Further, it is incredibly unfortunate that CMS missed addressing Medicaid payment to obstetricians for these services, particularly given postpartum Medicaid extension coverage for mothers has been implemented in nearly all 50 states. We have been urging Medicaid agencies to address reimbursement for MMH screening and care given that obstetricians can detect maternal mental health disorders early in pregnancy, and with the proper treatment potential preventing pre-term birth and depression in the postpartum. Obstetricians are generally paid one flat “global maternity” care payment for all care rendered, and therefore payment must be addressed so obstetricians can be made whole for this critical care. The Medicaid and CHIP Payment and Access Commission (MACPAC) also addresses novel ways to incentivize maternal mental healthcare through a pregnancy medical home model and pay-for-performance incentives. 

General Observations

The toolkit also provides general recommendations to states: 

“Implementing alternative payment methods in Medicaid and CHIP can support several evidence-based options for improving postpartum care, including the use of doulas to engage individuals in their care; the use of care managers or community health workers for more meaningful care coordination.”

Our response:

Doulas are excellent non-clinical professionals to support the delivery of postpartum care, such as breastfeeding, and, with appropriate training and certification, support recovering from maternal mental health disorders.  

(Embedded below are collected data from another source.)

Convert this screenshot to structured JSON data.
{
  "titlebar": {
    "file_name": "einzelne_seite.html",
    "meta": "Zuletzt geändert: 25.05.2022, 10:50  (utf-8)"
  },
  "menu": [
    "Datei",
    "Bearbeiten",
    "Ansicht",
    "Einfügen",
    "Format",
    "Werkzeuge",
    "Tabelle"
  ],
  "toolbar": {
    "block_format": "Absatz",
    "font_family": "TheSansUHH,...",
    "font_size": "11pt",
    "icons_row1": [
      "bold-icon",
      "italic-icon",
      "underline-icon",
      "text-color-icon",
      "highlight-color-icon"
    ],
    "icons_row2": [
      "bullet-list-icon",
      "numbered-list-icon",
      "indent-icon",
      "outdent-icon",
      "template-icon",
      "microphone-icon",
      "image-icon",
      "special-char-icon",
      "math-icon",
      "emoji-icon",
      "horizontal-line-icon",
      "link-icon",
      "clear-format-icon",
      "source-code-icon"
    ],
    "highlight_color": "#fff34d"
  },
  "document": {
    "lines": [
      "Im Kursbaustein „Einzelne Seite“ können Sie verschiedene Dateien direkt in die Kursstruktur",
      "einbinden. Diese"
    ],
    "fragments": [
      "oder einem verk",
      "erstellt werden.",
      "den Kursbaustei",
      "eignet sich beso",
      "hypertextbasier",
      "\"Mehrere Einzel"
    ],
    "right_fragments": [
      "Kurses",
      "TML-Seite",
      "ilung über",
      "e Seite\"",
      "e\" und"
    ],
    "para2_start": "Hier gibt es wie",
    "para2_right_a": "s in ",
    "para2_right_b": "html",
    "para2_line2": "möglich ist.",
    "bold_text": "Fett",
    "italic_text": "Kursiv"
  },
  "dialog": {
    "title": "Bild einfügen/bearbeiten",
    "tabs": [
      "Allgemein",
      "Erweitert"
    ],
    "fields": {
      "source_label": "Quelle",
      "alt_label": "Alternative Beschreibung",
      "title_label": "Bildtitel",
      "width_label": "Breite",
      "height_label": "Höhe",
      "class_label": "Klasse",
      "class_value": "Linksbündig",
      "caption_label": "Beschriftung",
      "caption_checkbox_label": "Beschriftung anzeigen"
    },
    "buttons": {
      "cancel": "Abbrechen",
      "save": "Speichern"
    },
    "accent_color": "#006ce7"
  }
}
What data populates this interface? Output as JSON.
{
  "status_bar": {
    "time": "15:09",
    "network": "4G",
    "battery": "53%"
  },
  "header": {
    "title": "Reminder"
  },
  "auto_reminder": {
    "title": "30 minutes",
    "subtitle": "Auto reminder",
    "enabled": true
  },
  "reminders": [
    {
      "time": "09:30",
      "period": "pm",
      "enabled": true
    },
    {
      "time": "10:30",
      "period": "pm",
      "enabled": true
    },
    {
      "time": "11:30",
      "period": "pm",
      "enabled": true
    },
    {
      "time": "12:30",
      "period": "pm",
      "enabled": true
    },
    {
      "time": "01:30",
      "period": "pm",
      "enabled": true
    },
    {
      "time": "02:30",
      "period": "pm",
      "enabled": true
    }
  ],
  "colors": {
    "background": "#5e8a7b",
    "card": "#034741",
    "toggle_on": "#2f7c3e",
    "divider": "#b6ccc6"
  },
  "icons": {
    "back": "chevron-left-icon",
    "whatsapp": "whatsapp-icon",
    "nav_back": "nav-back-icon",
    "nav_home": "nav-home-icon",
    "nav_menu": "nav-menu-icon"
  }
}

Certified Peer Support Specialists should also be recognized for their ability to provide support and interventions. Certified peer support specialists are specifically trained to support recovery from mental health disorders. The White House and CMS itself have all called for the use of peers to support mental health workforce expansion, and we are disappointed that CMS missed this opportunity to push state Medicaid agencies to address the powerful role peers can play in providing mental health and substance use support in postpartum care.  

All but one state Medicaid agency has state-sanctioned training and certification processes in place, and most reimburse for peer services. However, peer support jobs remain hard to find. Medicaid agencies can play a key role in incentivizing obstetric systems, hospitals, and community-based organizations to create jobs for peers by sharing relevant billing codes and providing technical assistance. 

“Providers should either initiate treatment or refer individuals who screen positive for PPD to their primary care provider or other appropriate provider for ongoing support and treatment.”

Our response:

We agree and recognize that referral pathways to mental health are difficult for medical providers to navigate, given mental health carve-outs and behavioral health workforce shortages. We believe that mental health coverage needs to be integrated into medical care insurance contracts so healthcare systems and health clinics can hire and bill for mental health services directly. 

In closing 

The Policy Center is grateful for CMS’ dedication to improving maternal health outcomes, and applauds their focus on maternal mental health disorders. We look forward to working with CMS to promote screening in obstetric settings and build the workforce, including supporting the employment of certified peer support specialists.